This paper is concerned with second-order optimality conditions for Tikhonov regularized optimal control problems governed by the obstacle problem. Using a simple observation that allows to characterize the structure of optimal controls on the active set, we derive various conditions that guarantee the local/global optimality of first-order stationary points and/or the local/global quadratic growth of the reduced objective function. Our analysis extends and refines existing results from the literature and also covers those situations where the problem at hand involves additional box-constraints on the control. As a byproduct, our approach shows in particular that Tikhonov regularized optimal control problems for the obstacle problem can be reformulated as state-constrained optimal control problems for the Poisson equation and that problems involving a subharmonic obstacle and a convex objective function are uniquely solvable. The paper concludes with three counterexamples which illustrate that rather peculiar effects can occur in the analysis of second-order optimality conditions for optimal control problems governed by the obstacle problem and that necessary second-order conditions for such problems may be hard to derive.

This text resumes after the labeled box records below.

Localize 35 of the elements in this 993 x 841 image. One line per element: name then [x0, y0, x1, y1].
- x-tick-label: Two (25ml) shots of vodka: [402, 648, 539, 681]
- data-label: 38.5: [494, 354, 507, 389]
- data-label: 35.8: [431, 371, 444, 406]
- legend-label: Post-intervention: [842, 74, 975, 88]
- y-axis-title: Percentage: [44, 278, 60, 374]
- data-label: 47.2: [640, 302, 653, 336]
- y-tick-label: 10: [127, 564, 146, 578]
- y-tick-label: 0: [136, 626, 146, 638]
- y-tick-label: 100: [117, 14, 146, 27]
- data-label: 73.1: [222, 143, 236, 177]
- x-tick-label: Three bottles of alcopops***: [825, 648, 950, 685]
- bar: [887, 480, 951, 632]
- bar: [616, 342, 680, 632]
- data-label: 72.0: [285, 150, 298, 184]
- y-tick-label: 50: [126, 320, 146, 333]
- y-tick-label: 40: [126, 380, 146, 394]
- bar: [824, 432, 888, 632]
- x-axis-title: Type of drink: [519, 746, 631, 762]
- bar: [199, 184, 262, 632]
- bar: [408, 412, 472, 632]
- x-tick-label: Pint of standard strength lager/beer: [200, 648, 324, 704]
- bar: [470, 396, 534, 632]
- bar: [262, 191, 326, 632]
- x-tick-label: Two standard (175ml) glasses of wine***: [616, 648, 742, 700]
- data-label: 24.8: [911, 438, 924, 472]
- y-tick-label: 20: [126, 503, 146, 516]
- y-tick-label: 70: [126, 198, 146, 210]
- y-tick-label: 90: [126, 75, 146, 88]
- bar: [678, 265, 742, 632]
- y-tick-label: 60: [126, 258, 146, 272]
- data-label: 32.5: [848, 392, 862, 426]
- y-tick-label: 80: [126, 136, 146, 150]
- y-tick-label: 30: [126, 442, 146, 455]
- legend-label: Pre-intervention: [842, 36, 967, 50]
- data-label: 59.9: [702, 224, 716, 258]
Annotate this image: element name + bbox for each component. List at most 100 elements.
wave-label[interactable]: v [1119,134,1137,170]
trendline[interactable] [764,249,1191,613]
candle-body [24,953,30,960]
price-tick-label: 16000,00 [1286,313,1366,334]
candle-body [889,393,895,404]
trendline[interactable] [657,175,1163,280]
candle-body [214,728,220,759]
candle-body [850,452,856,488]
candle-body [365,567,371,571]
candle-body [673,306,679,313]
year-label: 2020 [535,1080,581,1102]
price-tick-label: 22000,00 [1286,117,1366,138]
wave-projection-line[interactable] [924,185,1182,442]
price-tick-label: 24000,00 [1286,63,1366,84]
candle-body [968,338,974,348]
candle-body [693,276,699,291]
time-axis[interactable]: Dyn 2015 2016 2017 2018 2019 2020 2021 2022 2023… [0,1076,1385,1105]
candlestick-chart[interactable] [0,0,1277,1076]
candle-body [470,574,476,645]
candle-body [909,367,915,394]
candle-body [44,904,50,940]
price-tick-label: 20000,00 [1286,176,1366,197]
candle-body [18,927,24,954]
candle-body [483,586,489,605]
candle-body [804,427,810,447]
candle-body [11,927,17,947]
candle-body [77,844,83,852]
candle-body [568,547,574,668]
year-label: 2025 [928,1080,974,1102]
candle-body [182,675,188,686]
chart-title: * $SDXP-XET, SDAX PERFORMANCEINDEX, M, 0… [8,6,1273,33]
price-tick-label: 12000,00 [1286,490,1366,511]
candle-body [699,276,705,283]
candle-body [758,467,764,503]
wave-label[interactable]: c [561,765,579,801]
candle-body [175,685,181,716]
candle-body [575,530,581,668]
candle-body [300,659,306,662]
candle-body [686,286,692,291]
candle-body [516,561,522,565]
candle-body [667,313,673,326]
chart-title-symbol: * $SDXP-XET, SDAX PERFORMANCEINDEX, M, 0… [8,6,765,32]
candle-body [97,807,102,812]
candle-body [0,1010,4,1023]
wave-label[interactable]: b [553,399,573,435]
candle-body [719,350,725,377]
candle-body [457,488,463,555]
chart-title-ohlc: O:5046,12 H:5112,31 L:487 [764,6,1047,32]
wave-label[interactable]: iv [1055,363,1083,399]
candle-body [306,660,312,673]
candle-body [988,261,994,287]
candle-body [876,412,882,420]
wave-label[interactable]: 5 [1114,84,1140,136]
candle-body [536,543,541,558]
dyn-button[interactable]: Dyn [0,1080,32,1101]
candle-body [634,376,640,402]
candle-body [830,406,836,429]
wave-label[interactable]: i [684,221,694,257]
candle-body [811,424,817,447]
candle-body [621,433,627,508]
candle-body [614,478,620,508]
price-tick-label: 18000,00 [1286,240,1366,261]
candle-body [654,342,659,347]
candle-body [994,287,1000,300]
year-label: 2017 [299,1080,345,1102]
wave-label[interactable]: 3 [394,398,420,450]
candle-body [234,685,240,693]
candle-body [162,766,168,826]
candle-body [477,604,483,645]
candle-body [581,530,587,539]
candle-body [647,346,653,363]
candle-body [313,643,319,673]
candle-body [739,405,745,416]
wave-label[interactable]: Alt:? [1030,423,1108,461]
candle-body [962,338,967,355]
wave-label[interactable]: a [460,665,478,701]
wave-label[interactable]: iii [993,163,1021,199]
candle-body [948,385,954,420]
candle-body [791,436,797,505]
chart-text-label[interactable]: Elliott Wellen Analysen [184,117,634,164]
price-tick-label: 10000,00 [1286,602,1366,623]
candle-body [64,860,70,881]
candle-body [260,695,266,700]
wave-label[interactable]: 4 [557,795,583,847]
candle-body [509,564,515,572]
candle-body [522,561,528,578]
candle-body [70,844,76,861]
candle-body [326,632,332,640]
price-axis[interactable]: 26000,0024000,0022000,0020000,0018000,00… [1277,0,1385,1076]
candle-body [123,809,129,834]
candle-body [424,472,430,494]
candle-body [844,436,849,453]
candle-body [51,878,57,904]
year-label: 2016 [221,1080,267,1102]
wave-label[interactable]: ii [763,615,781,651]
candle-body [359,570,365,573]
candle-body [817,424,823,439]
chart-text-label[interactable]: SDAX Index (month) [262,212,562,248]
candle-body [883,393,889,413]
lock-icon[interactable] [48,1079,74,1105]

本文关注由障碍问题控制的 Tikhonov 正则化最优控制问题的二阶最优性条件。使用允许表征活动集上最优控制结构的简单观察，我们推导出保证一阶驻点的局部/全局最优性和/或简化目标函数的局部/全局二次增长的各种条件。我们的分析扩展和改进了文献中的现有结果，还涵盖了手头问题涉及控件上额外框约束的情况。作为副产品，我们的方法特别表明，障碍问题的 Tikhonov 正则化最优控制问题可以重新表述为 Poisson 方程的状态约束最优控制问题，并且涉及次谐波障碍和凸目标函数的问题是唯一可解的。论文最后给出了三个反例，说明在分析受障碍问题支配的最优控制问题的二阶最优性条件时会出现相当奇特的效果，而且此类问题的必要二阶条件可能难以推导出。